From Insights to Actions: The Impact of Interpretability and Analysis Research on NLP
Marius Mosbach, Vagrant Gautam, Tomás Vergara-Browne, Dietrich Klakow, Mor Geva
TL;DR
The paper tackles the critique that interpretability and analysis (IA) research in NLP lacks practical impact by quantifying IA's influence on the field. It integrates a large-scale bibliometric analysis of 185,384 ACL/EMNLP papers (2018–2023) with a survey of 138 NLP researchers and a qualitative annotation of 556 papers to assess IA's reach and influence. Findings show IA work is well-cited beyond IA, plays a central role in the NLP citation network, and informs the development of many non-IA methods, while not all highly influential non-IA work is driven by IA findings.
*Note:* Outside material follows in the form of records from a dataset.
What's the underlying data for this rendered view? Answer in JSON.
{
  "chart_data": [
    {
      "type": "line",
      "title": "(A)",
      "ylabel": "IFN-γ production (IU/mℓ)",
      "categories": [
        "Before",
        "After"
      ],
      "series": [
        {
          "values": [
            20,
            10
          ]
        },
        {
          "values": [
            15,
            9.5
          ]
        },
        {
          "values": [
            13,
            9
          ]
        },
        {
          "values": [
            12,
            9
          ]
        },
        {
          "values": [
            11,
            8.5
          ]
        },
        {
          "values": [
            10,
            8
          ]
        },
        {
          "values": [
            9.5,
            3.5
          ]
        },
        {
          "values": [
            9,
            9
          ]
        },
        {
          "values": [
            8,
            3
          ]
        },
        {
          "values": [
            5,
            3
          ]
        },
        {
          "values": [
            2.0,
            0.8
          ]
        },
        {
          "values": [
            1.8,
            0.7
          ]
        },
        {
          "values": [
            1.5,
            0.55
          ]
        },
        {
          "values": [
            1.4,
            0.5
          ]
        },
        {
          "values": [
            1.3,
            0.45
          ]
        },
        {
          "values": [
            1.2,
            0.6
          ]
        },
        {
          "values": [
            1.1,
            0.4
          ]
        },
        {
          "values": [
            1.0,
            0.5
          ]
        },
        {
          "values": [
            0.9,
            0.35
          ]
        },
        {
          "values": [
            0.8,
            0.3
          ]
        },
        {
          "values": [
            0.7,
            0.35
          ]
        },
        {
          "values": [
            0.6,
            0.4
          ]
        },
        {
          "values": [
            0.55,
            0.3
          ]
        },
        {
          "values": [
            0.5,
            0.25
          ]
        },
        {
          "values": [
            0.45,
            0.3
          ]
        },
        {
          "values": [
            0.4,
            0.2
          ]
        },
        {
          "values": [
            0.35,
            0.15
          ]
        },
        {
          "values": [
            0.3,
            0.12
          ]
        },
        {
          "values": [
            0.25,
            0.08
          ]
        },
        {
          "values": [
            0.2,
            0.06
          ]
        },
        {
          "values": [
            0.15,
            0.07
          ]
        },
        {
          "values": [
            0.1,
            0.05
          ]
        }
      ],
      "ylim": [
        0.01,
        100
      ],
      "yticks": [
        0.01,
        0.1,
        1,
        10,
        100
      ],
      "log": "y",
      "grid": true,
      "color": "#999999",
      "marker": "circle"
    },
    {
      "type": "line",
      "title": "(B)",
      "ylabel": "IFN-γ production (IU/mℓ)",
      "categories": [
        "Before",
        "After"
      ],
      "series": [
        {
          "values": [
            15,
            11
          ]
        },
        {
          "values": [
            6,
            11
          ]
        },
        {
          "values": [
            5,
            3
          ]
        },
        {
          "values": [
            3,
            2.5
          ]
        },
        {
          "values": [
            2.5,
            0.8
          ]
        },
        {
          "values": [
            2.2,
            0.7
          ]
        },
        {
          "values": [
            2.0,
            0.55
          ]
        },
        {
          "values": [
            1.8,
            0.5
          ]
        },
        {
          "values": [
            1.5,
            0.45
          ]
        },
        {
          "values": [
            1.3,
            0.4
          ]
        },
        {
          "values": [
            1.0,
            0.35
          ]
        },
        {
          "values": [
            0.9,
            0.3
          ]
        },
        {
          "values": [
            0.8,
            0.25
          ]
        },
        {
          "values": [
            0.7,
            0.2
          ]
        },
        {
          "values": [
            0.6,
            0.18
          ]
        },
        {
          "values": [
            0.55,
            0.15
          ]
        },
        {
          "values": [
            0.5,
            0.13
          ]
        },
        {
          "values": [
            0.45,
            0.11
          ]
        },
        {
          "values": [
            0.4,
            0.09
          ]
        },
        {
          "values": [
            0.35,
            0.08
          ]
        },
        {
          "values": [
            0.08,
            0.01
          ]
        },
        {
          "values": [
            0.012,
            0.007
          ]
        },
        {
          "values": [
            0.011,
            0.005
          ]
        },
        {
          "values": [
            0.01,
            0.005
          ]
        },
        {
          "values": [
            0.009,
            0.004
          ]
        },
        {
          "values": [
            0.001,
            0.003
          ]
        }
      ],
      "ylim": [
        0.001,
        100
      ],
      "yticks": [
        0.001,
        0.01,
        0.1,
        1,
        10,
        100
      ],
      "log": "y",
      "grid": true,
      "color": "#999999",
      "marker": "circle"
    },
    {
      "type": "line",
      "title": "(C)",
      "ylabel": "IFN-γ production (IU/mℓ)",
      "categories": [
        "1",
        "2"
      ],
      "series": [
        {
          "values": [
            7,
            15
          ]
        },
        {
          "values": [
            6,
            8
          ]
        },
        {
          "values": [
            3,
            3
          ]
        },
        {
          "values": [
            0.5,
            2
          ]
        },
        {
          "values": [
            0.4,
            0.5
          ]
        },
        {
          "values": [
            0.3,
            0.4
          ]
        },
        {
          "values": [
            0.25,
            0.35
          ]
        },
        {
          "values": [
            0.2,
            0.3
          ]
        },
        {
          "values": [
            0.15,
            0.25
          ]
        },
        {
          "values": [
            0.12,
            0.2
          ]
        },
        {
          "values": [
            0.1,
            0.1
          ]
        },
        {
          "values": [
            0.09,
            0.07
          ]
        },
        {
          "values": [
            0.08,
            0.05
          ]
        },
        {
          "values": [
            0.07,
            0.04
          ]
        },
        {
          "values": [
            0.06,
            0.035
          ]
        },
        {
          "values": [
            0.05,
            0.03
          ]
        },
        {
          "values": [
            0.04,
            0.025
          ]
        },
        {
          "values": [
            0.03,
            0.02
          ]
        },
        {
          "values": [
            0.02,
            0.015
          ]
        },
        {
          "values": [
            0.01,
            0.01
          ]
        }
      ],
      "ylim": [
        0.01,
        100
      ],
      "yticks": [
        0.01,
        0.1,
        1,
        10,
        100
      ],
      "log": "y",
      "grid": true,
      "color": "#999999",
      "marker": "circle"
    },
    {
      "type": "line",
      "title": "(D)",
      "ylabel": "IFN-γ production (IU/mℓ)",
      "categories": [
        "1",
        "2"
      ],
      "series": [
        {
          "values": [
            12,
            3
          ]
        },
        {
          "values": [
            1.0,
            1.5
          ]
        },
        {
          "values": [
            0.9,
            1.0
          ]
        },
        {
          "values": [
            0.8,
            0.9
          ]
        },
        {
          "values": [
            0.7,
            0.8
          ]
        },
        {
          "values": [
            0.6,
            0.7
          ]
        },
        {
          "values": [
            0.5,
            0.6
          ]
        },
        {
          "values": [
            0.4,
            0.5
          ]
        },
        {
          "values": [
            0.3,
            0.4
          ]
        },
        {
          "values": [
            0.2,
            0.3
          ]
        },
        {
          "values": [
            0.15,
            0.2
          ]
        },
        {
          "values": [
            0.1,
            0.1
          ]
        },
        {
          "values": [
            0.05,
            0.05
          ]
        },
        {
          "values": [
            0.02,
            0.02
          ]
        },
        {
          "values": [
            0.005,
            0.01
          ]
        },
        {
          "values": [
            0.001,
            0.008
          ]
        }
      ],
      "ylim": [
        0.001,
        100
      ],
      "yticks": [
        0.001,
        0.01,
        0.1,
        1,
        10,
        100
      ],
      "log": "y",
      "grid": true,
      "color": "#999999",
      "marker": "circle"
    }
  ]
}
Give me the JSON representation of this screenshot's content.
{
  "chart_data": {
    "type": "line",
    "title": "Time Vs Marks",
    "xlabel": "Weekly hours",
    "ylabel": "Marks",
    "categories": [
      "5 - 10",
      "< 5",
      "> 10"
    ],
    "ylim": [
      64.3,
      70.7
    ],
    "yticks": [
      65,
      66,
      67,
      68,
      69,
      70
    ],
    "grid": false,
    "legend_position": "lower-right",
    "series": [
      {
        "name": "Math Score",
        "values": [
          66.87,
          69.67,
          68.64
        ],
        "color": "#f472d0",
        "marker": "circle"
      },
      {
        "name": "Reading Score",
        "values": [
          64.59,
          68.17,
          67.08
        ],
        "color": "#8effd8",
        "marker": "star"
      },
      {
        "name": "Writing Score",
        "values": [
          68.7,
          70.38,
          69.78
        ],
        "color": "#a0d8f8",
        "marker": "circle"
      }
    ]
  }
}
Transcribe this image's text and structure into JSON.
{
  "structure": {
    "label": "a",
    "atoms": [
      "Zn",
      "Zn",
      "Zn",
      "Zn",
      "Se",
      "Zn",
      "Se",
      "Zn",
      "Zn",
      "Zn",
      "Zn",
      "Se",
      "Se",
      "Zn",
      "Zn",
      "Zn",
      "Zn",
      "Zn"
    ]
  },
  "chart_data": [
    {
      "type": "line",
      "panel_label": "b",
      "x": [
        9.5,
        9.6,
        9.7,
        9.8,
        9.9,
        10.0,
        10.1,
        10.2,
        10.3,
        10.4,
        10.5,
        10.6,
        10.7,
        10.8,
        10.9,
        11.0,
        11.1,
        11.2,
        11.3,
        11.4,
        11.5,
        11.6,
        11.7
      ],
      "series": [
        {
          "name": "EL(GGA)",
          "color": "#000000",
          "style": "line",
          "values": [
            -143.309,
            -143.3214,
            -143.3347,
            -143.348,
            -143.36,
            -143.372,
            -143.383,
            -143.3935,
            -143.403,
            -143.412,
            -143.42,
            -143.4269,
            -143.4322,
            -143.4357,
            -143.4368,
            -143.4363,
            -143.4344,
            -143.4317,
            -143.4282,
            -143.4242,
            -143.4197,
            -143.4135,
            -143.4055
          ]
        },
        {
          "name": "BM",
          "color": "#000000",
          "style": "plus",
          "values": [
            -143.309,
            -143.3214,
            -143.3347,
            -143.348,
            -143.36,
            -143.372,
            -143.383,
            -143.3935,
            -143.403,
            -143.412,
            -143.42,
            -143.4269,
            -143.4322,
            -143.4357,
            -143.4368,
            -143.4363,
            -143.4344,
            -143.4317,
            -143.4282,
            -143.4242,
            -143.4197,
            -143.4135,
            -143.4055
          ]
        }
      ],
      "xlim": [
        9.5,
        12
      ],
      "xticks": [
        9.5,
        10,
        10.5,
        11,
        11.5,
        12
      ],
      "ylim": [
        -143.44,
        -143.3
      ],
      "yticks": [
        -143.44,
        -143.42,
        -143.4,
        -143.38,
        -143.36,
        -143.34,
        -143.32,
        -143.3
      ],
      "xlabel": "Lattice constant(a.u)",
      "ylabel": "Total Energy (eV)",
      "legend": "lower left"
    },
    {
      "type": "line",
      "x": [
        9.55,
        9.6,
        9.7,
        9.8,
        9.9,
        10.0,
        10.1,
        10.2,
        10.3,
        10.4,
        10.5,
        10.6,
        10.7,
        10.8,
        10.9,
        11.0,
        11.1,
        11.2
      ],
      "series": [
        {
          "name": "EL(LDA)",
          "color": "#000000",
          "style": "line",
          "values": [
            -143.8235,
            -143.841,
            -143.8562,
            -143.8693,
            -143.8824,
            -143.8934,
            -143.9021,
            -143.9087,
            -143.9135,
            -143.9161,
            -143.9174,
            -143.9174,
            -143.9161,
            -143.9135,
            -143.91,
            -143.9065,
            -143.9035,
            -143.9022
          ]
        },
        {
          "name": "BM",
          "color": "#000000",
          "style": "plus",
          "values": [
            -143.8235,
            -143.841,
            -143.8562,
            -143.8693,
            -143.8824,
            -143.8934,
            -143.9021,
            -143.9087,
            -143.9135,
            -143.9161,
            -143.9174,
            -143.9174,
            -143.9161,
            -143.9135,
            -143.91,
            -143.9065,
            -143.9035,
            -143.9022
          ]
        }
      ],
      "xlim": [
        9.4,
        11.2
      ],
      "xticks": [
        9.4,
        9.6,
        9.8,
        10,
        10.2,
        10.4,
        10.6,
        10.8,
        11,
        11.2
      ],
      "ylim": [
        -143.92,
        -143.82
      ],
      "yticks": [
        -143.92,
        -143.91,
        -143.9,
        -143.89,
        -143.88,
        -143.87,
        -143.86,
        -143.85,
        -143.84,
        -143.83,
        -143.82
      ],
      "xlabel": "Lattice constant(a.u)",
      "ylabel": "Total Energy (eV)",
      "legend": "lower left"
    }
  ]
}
The authors propose a forward-looking agenda emphasizing unified theory, actionable guidance, human-centered evaluation, and standardized methods to increase IA's impact, and they present a call to action for the community to advance IA research beyond descriptive insights.
Abstract
Interpretability and analysis (IA) research is a growing subfield within NLP with the goal of developing a deeper understanding of the behavior or inner workings of NLP systems and methods. Despite growing interest in the subfield, a criticism of this work is that it lacks actionable insights and therefore has little impact on NLP. In this paper, we seek to quantify the impact of IA research on the broader field of NLP. We approach this with a mixed-methods analysis of: (1) a citation graph of 185K+ papers built from all papers published at ACL and EMNLP conferences from 2018 to 2023, and their references and citations, and (2) a survey of 138 members of the NLP community. Our quantitative results show that IA work is well-cited outside of IA, and central in the NLP citation graph. Through qualitative analysis of survey responses and manual annotation of 556 papers, we find that NLP researchers build on findings from IA work and perceive it as important for progress in NLP, multiple subfields, and rely on its findings and terminology for their own work. Many novel methods are proposed based on IA findings and highly influenced by them, but highly influential non-IA work cites IA findings without being driven by them. We end by summarizing what is missing in IA work today and provide a call to action, to pave the way for a more impactful future of IA research.